Female patients of the first group were offered a complex of physical rehabilitation, which included physical therapy and fitball. Therapeutic exercise was proposed to improve the blood supply to the pelvic organs, strengthen the muscular-ligamentous apparatus of the pelvic floor, and restore the disturbed topographic-anatomical relationships of the pelvic organs according to the method of D. N. Atabekov and K. N. P., modified by F. A. Yunusov (1985) [3,5].

In the second group of patients, after laparoscopic removal of the uterus, physical therapy was used (a set of special exercises for the abdominal and pelvic floor muscles, according to the method of V. E. Vasilyeva (1970) [3,5], special Kegel exercises according to the standard method [2,10].

In the third group of patients, after vaginal hysterectomy, they used training of the pelvic floor muscles using special Kegel exercises, therapeutic exercises in the form of exercises in isotonic and isometric mode according to the method of V. A. Epifanov (1989), fitball [3,5,10].

Also, after 3 months of physical rehabilitation, a survey was conducted among patients of all 3 groups. According to the data obtained, after laparotomy, libido did not change in 63.2% of women, after laparoscopy - in 69.5%, with vaginal access - in 76.8%, satisfaction with sexual life - in 60.1%, respectively 62. 4% and 64.3% of patients. Sexual life was restored, on average, after 2–3 months in 11 patients (84.62%) - 2 patients after laparotomy, and all after laparoscopic and vaginal operations, and in 2 (15.38%), after laparotomy hysteroscopy, within six months after the surgical intervention. The frequency of sexual intercourse remained the same in 62.2% of patients in the first group, 75% in the second, and 80.1% in the third group.

According to the survey data, the ability to work in all patients was restored 1–1.5 months after the operation and did not depend on the method of its implementation. The quality of life increased compared to the preoperative level 2–3 months after surgical treatment, primarily in patients who had hysterectomy performed through the vaginal approach and laparoscopically. These data practically correspond to the available literature data [4,5,8].


1. These studies showed that the proposed differentiated rehabilitation program for patients who have undergone hysterectomy, using different surgical methods, can be used as a base when conducting physical rehabilitation in patients after hysterectomy.
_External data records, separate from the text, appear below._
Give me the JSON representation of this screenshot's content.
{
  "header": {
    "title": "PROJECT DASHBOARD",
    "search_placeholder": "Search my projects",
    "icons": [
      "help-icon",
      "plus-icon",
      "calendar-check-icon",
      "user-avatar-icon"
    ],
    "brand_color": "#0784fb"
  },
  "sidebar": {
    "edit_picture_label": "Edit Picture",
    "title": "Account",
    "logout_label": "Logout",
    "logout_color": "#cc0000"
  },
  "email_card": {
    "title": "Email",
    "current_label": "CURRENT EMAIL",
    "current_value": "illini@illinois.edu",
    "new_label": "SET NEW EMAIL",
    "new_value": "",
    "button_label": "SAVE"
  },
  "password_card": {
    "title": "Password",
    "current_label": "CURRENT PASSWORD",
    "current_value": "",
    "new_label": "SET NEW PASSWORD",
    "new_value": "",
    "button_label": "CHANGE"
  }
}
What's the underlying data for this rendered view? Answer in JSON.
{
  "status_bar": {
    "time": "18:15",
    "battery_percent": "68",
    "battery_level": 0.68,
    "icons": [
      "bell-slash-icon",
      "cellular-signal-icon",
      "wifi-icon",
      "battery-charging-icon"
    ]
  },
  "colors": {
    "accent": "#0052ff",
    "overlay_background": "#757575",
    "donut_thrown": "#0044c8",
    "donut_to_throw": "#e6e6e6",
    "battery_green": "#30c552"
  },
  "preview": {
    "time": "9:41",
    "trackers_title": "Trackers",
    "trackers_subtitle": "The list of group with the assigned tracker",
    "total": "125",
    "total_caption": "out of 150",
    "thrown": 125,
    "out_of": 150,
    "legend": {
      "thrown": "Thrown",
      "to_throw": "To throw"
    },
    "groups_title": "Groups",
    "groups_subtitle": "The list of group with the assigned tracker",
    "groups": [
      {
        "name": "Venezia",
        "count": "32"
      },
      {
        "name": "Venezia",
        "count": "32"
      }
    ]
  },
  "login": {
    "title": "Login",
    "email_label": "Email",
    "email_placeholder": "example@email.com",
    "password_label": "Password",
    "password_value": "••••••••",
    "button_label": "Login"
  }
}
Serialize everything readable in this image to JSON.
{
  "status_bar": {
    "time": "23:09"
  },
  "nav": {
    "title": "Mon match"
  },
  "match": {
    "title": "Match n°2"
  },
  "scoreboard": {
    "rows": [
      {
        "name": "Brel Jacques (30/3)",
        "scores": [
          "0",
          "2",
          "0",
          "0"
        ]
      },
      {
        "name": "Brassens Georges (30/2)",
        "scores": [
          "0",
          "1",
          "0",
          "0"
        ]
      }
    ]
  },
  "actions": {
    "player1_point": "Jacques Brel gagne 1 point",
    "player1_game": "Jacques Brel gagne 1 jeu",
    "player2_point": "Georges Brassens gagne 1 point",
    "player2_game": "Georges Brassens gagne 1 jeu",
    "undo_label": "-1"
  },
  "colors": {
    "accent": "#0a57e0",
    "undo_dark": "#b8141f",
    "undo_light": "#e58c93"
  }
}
2. The hypothesis put forward is that the hypothesis of study is the assumption that the effectiveness of restorative treatment and the speed of recovery of operated patients primarily depends on the method of hysterectomy, completely confirmed.

The prospect of further research in this direction is to study the psychological status and quality of life of patients in a more distant period after hysterectomy (6 months, 1-2 years, 3-5 years), taking into account their performance and sexual life.